Le Potentiel (Kinshasa)

Congo-Kinshasa: Conclusion du PEG 2 - Le oui mais du Fonds monétaire international

Kinshasa — Le gouvernement et les experts du département Afrique du Fonds monétaire international dépêchés à Kinshasa du 10 au 18 août 2009 ont conclu favorablement leur discussion sur le nouvel accord formel qui doit lier pour trois ans (2009-11) la RDC au Fmi.

Brian Ames, chef de division au département Afrique du FMI qui conduisait cette délégation, et le gouverneur de la Banque centrale du Congo, Jean-Claude Masangu Mulongo, ont mardi dernier exprimé leur satisfaction du fait de l'aboutissement « heureux » de ces longues négociations.

Toutefois, si la RDC a gagné la bataille, elle n'a pas pour autant remporter la guerre. Deux épreuves attendent encore le Gouvernement dans le dernier virage qui donne au second Programme économique du gouvernement (PEG 2) soutenu par le FMI au titre de la Facilité pour la réduction de la pauvreté et pour la croissance (FRPC).

C'est à Paris que se joue le premier acte le 15 septembre prochain où se tient une réunion avec les créanciers traditionnels du club de Paris.

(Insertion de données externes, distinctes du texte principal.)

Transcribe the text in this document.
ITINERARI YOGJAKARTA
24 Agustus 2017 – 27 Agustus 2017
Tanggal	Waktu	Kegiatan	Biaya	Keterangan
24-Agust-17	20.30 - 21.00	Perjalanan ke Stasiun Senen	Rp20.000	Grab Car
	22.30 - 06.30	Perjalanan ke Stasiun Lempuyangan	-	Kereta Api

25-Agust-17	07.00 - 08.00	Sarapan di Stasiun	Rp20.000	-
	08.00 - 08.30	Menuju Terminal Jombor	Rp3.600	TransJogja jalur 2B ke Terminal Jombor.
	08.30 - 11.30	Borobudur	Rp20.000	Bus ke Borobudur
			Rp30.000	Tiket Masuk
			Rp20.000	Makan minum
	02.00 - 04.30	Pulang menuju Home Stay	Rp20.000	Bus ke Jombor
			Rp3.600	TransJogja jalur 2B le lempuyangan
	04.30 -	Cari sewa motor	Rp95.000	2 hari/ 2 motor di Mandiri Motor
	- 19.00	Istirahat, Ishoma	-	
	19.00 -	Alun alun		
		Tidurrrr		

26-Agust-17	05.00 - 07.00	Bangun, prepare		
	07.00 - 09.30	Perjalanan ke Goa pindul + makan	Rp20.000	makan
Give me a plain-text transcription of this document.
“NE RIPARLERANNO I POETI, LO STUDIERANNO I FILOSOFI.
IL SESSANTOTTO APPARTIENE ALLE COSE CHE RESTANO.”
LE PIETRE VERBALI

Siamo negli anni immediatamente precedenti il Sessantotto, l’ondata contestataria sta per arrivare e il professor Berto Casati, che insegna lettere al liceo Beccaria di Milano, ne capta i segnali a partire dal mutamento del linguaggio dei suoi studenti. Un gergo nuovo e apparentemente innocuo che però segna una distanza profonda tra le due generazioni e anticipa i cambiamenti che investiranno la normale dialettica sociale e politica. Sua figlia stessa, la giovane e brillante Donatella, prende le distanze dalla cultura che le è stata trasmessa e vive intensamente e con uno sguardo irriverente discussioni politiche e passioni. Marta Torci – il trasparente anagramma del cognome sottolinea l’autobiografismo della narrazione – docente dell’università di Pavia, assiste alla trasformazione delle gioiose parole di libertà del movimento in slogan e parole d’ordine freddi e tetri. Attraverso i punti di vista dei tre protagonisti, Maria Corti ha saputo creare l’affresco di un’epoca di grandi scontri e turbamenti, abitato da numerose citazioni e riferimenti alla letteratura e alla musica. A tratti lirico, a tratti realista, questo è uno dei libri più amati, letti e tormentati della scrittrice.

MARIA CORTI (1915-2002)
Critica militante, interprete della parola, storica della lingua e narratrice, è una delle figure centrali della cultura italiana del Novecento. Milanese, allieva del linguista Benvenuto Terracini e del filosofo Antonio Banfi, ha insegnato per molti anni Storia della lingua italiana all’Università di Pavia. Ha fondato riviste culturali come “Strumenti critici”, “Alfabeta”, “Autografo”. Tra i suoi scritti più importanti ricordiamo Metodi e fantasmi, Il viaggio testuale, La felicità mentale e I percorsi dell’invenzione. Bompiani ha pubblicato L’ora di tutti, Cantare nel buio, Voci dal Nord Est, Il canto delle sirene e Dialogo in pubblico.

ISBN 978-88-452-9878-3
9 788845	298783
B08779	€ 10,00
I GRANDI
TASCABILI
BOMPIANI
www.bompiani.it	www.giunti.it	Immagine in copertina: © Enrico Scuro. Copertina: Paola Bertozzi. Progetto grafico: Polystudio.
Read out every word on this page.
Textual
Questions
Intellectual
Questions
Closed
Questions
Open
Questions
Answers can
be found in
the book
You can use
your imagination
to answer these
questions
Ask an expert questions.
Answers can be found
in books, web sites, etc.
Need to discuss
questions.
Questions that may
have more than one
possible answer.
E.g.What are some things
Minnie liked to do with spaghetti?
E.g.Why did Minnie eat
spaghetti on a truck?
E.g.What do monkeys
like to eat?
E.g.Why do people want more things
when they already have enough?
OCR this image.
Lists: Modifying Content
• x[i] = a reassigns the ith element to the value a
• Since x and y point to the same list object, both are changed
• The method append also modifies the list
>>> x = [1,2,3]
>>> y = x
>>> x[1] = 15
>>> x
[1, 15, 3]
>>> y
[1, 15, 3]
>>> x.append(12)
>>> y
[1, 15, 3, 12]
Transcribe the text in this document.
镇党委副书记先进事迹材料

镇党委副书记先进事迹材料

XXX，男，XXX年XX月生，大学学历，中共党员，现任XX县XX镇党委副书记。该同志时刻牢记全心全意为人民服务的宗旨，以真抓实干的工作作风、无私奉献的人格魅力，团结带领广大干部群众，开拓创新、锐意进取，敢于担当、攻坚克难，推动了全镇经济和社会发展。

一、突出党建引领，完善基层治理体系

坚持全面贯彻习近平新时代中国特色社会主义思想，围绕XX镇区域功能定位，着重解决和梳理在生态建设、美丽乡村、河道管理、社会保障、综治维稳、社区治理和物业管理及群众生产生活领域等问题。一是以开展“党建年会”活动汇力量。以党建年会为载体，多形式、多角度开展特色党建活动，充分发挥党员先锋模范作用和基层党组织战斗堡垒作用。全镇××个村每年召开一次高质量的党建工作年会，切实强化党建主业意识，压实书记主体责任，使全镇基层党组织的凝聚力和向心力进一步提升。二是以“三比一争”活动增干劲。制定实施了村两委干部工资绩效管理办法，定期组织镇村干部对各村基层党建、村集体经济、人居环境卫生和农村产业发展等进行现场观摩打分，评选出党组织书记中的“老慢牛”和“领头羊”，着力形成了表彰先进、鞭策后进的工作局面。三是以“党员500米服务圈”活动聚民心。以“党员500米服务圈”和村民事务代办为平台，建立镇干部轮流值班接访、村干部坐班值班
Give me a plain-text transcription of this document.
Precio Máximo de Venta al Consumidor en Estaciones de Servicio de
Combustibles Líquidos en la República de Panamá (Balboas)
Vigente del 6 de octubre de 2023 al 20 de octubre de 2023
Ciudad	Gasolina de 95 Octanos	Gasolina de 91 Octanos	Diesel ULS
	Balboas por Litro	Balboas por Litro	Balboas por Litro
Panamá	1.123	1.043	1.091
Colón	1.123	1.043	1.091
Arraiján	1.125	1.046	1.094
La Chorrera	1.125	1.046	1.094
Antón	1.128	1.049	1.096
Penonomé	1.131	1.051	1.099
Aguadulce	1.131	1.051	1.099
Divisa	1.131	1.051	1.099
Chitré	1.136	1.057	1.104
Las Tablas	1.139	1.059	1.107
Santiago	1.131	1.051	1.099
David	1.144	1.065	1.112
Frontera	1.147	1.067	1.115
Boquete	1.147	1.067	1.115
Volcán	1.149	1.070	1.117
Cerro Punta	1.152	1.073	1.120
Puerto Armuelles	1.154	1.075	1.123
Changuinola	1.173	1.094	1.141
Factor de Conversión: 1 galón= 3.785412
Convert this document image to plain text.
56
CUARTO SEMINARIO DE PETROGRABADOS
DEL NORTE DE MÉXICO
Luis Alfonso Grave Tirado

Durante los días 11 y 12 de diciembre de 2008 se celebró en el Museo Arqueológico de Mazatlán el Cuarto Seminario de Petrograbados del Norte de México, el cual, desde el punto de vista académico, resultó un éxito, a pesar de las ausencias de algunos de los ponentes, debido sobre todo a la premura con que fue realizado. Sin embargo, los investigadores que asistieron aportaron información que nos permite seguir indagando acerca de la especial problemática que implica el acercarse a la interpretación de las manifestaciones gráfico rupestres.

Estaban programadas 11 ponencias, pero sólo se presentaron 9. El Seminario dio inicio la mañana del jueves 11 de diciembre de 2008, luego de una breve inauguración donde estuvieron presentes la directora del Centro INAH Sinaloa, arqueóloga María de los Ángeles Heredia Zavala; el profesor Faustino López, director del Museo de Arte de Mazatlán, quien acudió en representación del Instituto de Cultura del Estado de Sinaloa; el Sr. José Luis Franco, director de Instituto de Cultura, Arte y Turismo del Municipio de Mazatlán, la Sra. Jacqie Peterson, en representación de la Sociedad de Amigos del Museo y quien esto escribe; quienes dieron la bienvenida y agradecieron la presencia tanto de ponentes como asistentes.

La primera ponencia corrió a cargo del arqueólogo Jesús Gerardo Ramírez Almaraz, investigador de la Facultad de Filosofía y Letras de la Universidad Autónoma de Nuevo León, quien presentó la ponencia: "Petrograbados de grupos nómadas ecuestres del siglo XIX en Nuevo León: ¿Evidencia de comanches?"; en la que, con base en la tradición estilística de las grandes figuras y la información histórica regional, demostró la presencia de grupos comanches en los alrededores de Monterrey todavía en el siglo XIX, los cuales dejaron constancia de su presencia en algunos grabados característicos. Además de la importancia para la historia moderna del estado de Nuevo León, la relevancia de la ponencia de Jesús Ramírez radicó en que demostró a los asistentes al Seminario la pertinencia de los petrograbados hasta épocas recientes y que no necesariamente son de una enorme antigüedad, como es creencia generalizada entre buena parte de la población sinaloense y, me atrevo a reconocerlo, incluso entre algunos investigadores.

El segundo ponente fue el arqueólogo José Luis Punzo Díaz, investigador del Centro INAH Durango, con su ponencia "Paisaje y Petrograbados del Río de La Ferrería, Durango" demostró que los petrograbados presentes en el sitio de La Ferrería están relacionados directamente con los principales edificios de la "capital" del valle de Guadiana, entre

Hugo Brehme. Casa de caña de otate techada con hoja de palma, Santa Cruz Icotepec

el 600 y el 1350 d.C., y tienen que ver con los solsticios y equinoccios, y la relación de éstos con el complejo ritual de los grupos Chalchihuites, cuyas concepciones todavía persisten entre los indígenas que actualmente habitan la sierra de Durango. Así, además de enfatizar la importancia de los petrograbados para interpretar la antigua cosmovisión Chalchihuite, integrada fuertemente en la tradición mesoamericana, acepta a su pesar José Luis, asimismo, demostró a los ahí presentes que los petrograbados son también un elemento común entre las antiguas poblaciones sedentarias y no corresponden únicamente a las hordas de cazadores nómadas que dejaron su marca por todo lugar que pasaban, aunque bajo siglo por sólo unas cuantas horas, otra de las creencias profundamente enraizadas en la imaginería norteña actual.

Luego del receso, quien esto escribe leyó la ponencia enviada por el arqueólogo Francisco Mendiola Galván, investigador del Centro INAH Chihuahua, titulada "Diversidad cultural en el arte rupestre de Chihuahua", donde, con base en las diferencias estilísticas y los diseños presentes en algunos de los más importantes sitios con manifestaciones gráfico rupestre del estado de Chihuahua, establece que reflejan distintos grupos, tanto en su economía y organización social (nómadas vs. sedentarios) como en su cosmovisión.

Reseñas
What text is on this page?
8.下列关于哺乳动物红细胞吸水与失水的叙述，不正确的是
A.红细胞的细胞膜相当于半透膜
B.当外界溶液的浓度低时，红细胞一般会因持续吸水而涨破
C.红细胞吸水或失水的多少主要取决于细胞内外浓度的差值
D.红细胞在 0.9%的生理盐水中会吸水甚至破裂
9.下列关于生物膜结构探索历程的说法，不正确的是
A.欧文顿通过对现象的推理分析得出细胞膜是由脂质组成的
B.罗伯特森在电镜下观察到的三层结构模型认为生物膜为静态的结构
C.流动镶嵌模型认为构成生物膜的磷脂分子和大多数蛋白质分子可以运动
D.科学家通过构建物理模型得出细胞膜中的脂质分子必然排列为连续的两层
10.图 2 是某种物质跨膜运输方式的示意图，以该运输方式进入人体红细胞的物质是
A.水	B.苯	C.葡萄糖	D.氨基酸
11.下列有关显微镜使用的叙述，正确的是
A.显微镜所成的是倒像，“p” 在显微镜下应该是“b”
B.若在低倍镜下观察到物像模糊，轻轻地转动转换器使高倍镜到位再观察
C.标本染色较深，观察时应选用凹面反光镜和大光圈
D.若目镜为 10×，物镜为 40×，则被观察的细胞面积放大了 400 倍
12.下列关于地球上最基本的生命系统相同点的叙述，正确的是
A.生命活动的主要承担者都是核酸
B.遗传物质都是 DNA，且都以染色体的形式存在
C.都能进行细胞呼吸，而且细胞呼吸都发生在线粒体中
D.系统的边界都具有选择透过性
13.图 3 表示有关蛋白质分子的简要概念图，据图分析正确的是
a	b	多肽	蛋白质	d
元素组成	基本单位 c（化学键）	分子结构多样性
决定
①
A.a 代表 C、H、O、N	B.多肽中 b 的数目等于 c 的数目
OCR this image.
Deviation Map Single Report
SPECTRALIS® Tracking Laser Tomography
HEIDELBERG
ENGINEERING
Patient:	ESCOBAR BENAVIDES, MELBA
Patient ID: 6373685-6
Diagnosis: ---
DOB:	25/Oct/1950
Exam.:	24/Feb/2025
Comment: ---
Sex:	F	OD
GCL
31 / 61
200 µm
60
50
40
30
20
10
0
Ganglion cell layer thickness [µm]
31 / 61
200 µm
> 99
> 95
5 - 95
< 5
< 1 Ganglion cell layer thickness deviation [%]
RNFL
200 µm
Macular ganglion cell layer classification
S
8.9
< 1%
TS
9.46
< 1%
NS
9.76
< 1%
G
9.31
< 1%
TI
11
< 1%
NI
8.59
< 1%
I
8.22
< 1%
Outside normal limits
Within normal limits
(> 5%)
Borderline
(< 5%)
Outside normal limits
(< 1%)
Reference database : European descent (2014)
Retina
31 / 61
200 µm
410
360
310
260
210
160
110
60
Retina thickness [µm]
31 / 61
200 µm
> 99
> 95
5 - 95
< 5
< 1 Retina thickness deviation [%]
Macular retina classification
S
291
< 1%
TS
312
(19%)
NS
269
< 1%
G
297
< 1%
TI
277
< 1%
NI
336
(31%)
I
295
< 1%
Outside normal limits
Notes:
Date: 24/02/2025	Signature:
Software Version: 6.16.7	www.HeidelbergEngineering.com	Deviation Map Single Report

Il s'agit pour les autorités congolaises de solliciter les « assurances financières » de ce groupe des créanciers - le plus important dans l'enveloppe totale de la dette extérieure de la RDC - en vue d'obtenir des échéances compatibles avec les options de politiques économique et financière contenues dans le PEG 2.

Deuxième acte, le 21 septembre 2009 avec la réunion du Conseil d'administration du FMI qui devra finalement se décider de l'entrée en programme formel de la RDC avec cette institution. Pour se prononcer sur le sujet, le Conseil entend se référer notamment sur l'accord révisé sino-congolais, prenant en compte les « amendements » y apportés et son impact sur la viabilité de la dette.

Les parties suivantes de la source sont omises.